Hopefully that's self-explanatory.

This next function is also critical: we need to know how probable it is that we can get a certain number of hits. Like, how likely is it a war sun will get 1 hit, or 2, or 3, etc.

# calculate a hash that gives you the probability of having X hits.
def make_hit_prob(fleet)
  results = {}
 
  # iterate over all possible hit states, starting with all zeros for hits
  s = [0] * fleet.length
 
  # simple way to check to see if we are done
  # just check if we get back to all zeros
  finished = [0] * fleet.length
 
  while not nil
    # total hits
    hits = sum(s)
 
    # start with 1.0, since this is an "and" condition
    prob = 1.0
 
    # for each ship
    0.upto(fleet.length - 1) do |i|
      # succeeded s[i] number of times
      prob *= choose(fleet[i].attack_times, s[i]) * (fleet[i].prob ** s[i]) * ((1.0 - fleet[i].prob) ** (fleet[i].attack_times - s[i]))
    end
 
    # add the result to previous for this number of hits, or create it
    results[hits] = 0.0 unless results[hits]
    results[hits] += prob
 
    # next set of hits
    s = next_hit(s, fleet)
    break if s == finished
  end
  results
end

The tricky part to this was in the middle: if we have a probability p of hitting, and we have, say, 2 hits and 1 miss, then our probability of that scenario is p × p × (1 - p). Except, there's 3-choose-2 ways of getting 2 hits and 1 miss, so we need to add together a few of these to get the right amount.

Finally, we have the code that simulates a battle properly with probability theory in mind:

def calc_win(mine, yours)
  # calculate probabilities of various hits
  myhitprob = make_hit_prob(mine)
  yourhitprob = make_hit_prob(yours)
 
  # start with 0
  win = 0.0
 
  # for every possible amount of hits that each can do
  myhitprob.keys.each do |m|
    yourhitprob.keys.each do |n|
      # if both 0, then both missed, and it's a do-over, so don't count it
      next if m == 0 and n == 0
 
      # if I lose, don't count
      next if n >= fleet_size(mine)
 
      # I won
      if m >= fleet_size(yours)
        win += myhitprob[m] * yourhitprob[n]
 
      # we both took hits, but neither fleet destroyed
      # could optimize this case using dynamic programming
      else
        win += myhitprob[m] * yourhitprob[n] * calc_win(remove_hp(mine, n), remove_hp(yours, m))
      end
    end
  end
 
  # correct for do-overs:
  # have to divide by 1 - probability of a do-over
  win / (1.0 - myhitprob[0] * yourhitprob[0])
end

This is pretty straight-forward, except for this last bit.
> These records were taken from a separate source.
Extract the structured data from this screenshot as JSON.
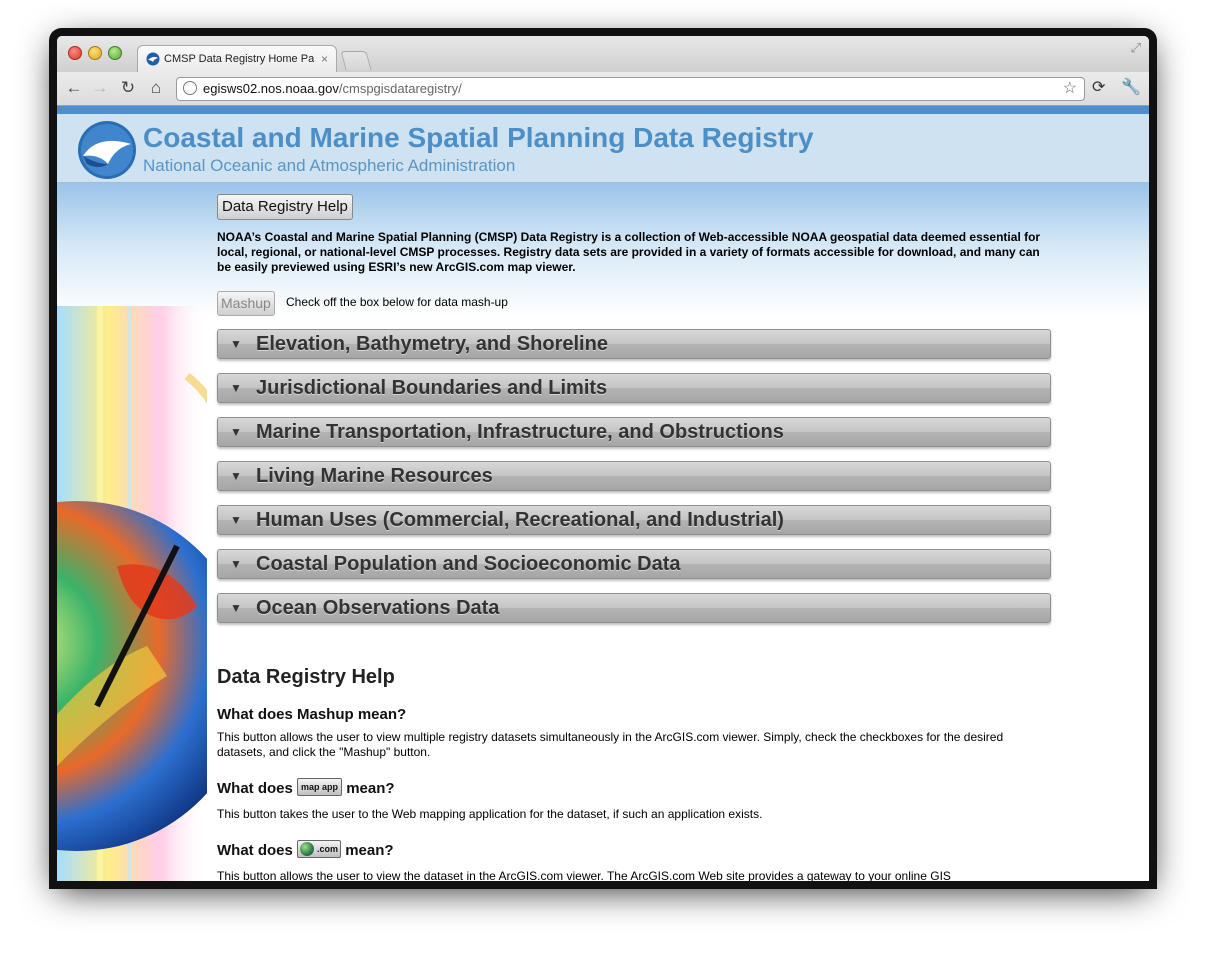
{
  "browser": {
    "tab_title": "CMSP Data Registry Home Pa",
    "tab_close": "×",
    "url_host": "egisws02.nos.noaa.gov",
    "url_path": "/cmspgisdataregistry/"
  },
  "header": {
    "title": "Coastal and Marine Spatial Planning Data Registry",
    "subtitle": "National Oceanic and Atmospheric Administration"
  },
  "toolbar": {
    "help_button": "Data Registry Help",
    "intro": "NOAA’s Coastal and Marine Spatial Planning (CMSP) Data Registry is a collection of Web-accessible NOAA geospatial data deemed essential for local, regional, or national-level CMSP processes. Registry data sets are provided in a variety of formats accessible for download, and many can be easily previewed using ESRI’s new ArcGIS.com map viewer.",
    "mashup_button": "Mashup",
    "mashup_note": "Check off the box below for data mash-up"
  },
  "sections": [
    {
      "label": "Elevation, Bathymetry, and Shoreline"
    },
    {
      "label": "Jurisdictional Boundaries and Limits"
    },
    {
      "label": "Marine Transportation, Infrastructure, and Obstructions"
    },
    {
      "label": "Living Marine Resources"
    },
    {
      "label": "Human Uses (Commercial, Recreational, and Industrial)"
    },
    {
      "label": "Coastal Population and Socioeconomic Data"
    },
    {
      "label": "Ocean Observations Data"
    }
  ],
  "help": {
    "title": "Data Registry Help",
    "q1": "What does Mashup mean?",
    "a1": "This button allows the user to view multiple registry datasets simultaneously in the ArcGIS.com viewer. Simply, check the checkboxes for the desired datasets, and click the \"Mashup\" button.",
    "q2_prefix": "What does",
    "q2_button": "map app",
    "q2_suffix": "mean?",
    "a2": "This button takes the user to the Web mapping application for the dataset, if such an application exists.",
    "q3_prefix": "What does",
    "q3_button": ".com",
    "q3_suffix": "mean?",
    "a3": "This button allows the user to view the dataset in the ArcGIS.com viewer.  The ArcGIS.com Web site provides a gateway to your online GIS"
  },
  "icons": {
    "tab_favicon": "noaa-logo-icon",
    "back": "back-arrow-icon",
    "forward": "forward-arrow-icon",
    "reload": "reload-icon",
    "home": "home-icon",
    "bookmark": "star-icon",
    "extension": "extension-icon",
    "settings": "wrench-icon",
    "section_toggle": "triangle-down-icon"
  },
  "colors": {
    "title_blue": "#4c8fc7",
    "header_bg": "#cfe2f1",
    "header_border": "#4a90cf"
  }
}
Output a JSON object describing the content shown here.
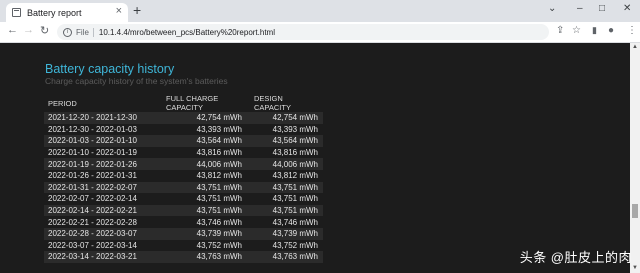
{
  "browser": {
    "tab_title": "Battery report",
    "tab_close": "×",
    "new_tab": "+",
    "window_controls": {
      "menu": "⌄",
      "minimize": "–",
      "maximize": "□",
      "close": "✕"
    },
    "nav": {
      "back": "←",
      "forward": "→",
      "reload": "↻"
    },
    "info_icon": "i",
    "scheme_label": "File",
    "url": "10.1.4.4/mro/between_pcs/Battery%20report.html",
    "toolbar_icons": {
      "share": "⇪",
      "bookmark": "☆",
      "side_panel": "▮",
      "profile": "●",
      "menu": "⋮"
    }
  },
  "page": {
    "title": "Battery capacity history",
    "subtitle": "Charge capacity history of the system's batteries",
    "table": {
      "headers": [
        "PERIOD",
        "FULL CHARGE CAPACITY",
        "DESIGN CAPACITY"
      ],
      "rows": [
        [
          "2021-12-20 - 2021-12-30",
          "42,754 mWh",
          "42,754 mWh"
        ],
        [
          "2021-12-30 - 2022-01-03",
          "43,393 mWh",
          "43,393 mWh"
        ],
        [
          "2022-01-03 - 2022-01-10",
          "43,564 mWh",
          "43,564 mWh"
        ],
        [
          "2022-01-10 - 2022-01-19",
          "43,816 mWh",
          "43,816 mWh"
        ],
        [
          "2022-01-19 - 2022-01-26",
          "44,006 mWh",
          "44,006 mWh"
        ],
        [
          "2022-01-26 - 2022-01-31",
          "43,812 mWh",
          "43,812 mWh"
        ],
        [
          "2022-01-31 - 2022-02-07",
          "43,751 mWh",
          "43,751 mWh"
        ],
        [
          "2022-02-07 - 2022-02-14",
          "43,751 mWh",
          "43,751 mWh"
        ],
        [
          "2022-02-14 - 2022-02-21",
          "43,751 mWh",
          "43,751 mWh"
        ],
        [
          "2022-02-21 - 2022-02-28",
          "43,746 mWh",
          "43,746 mWh"
        ],
        [
          "2022-02-28 - 2022-03-07",
          "43,739 mWh",
          "43,739 mWh"
        ],
        [
          "2022-03-07 - 2022-03-14",
          "43,752 mWh",
          "43,752 mWh"
        ],
        [
          "2022-03-14 - 2022-03-21",
          "43,763 mWh",
          "43,763 mWh"
        ]
      ]
    }
  },
  "watermark": "头条 @肚皮上的肉"
}
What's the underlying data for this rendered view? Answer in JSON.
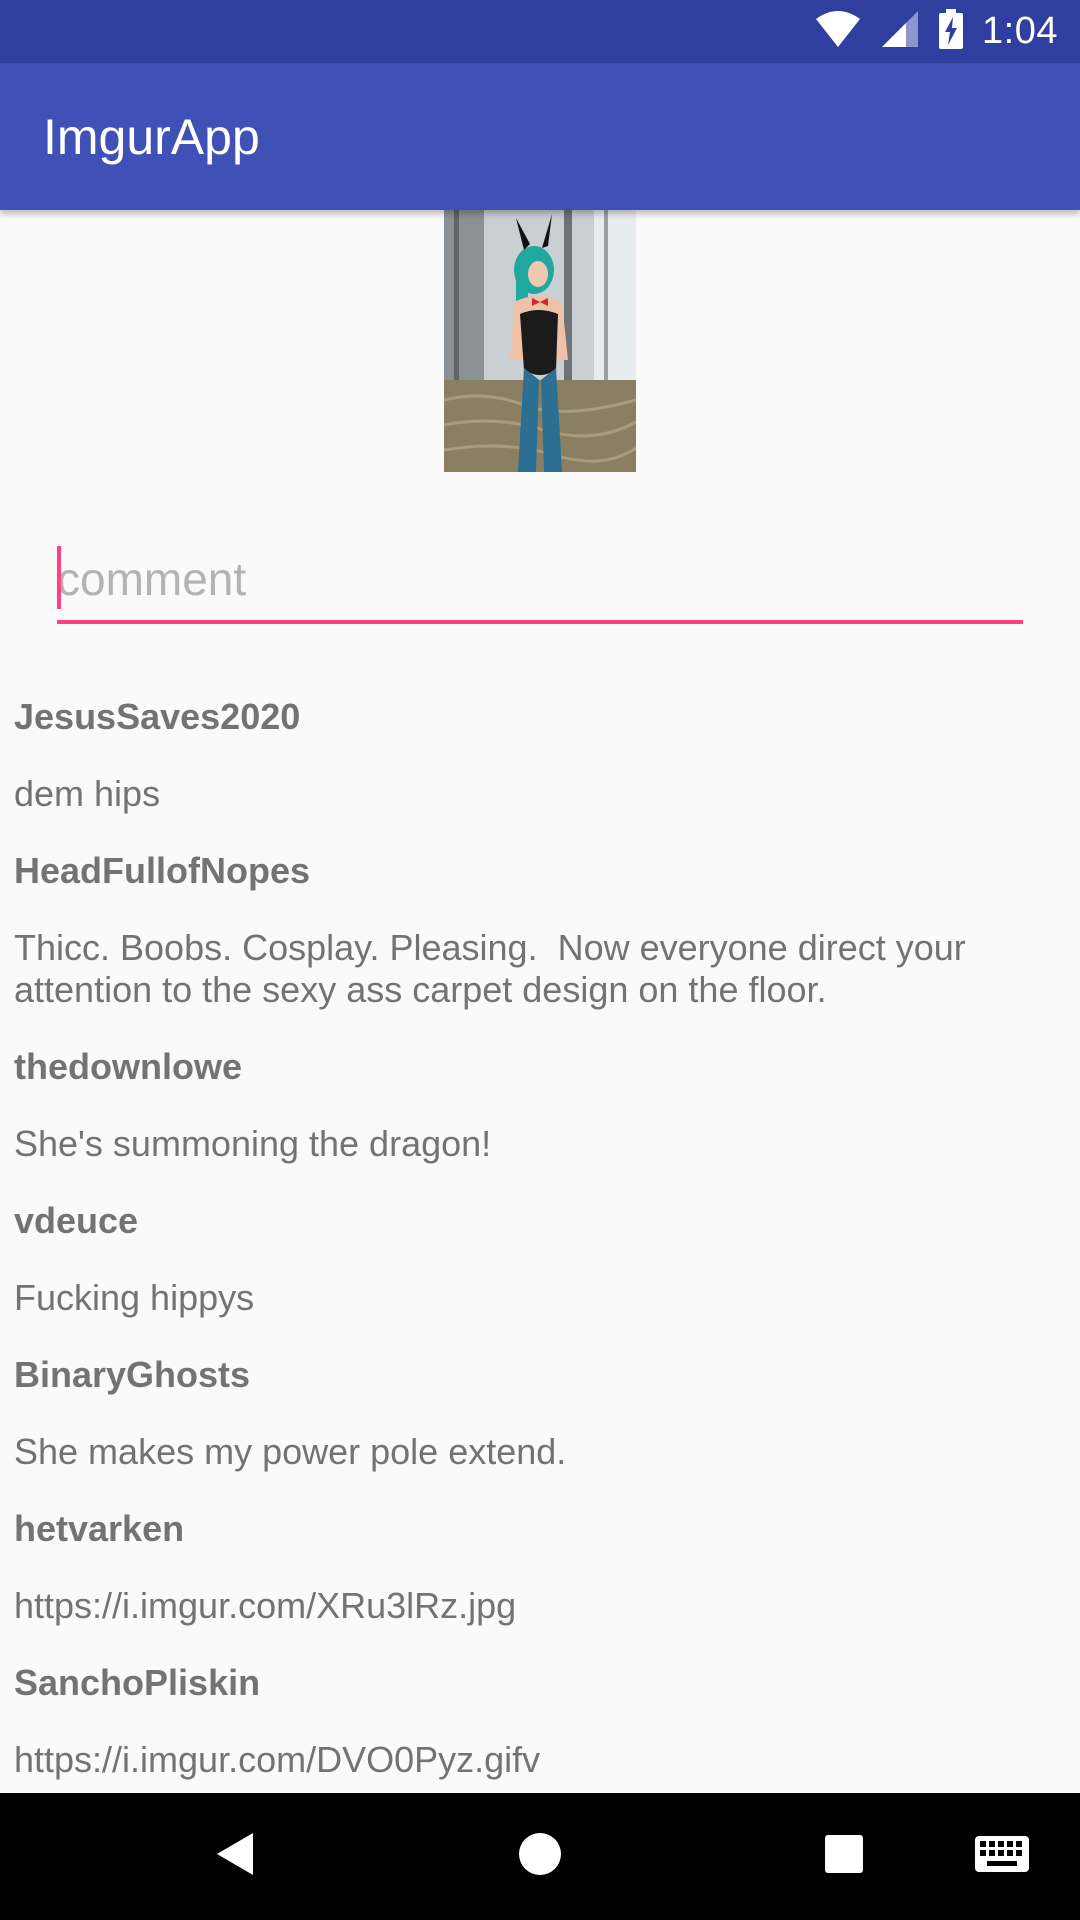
{
  "status_bar": {
    "time": "1:04",
    "icons": [
      "wifi-icon",
      "cell-signal-icon",
      "battery-charging-icon"
    ]
  },
  "app_bar": {
    "title": "ImgurApp"
  },
  "post": {
    "image_icon": "cosplay-photo"
  },
  "comment_input": {
    "placeholder": "comment",
    "value": ""
  },
  "comments": [
    {
      "user": "JesusSaves2020",
      "text": "dem hips"
    },
    {
      "user": "HeadFullofNopes",
      "text": "Thicc. Boobs. Cosplay. Pleasing.  Now everyone direct your attention to the sexy ass carpet design on the floor."
    },
    {
      "user": "thedownlowe",
      "text": "She's summoning the dragon!"
    },
    {
      "user": "vdeuce",
      "text": "Fucking hippys"
    },
    {
      "user": "BinaryGhosts",
      "text": "She makes my power pole extend."
    },
    {
      "user": "hetvarken",
      "text": "https://i.imgur.com/XRu3lRz.jpg"
    },
    {
      "user": "SanchoPliskin",
      "text": "https://i.imgur.com/DVO0Pyz.gifv"
    }
  ],
  "nav_bar": {
    "buttons": [
      "back-icon",
      "home-icon",
      "recents-icon",
      "keyboard-icon"
    ]
  },
  "colors": {
    "status_bar": "#303f9f",
    "app_bar": "#3f51b5",
    "accent": "#ff4081",
    "text": "#737373",
    "background": "#fafafa"
  }
}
We have to correct for the case when neither fleet hits anything: if we aren't careful, we can get into an infinite loop. So the solution is to ignore it, and then use some basic math to account for what actually occurs in this case. Essentially, math tells us to take our normal probability of winning and dividing it by the probability of both missing subtracted from 1. You can think of it like "rescaling" the probabilities so that you can ignore this case.

Sorry about the length of this post: I didn't see an easy way of splitting this material, so I threw it all together.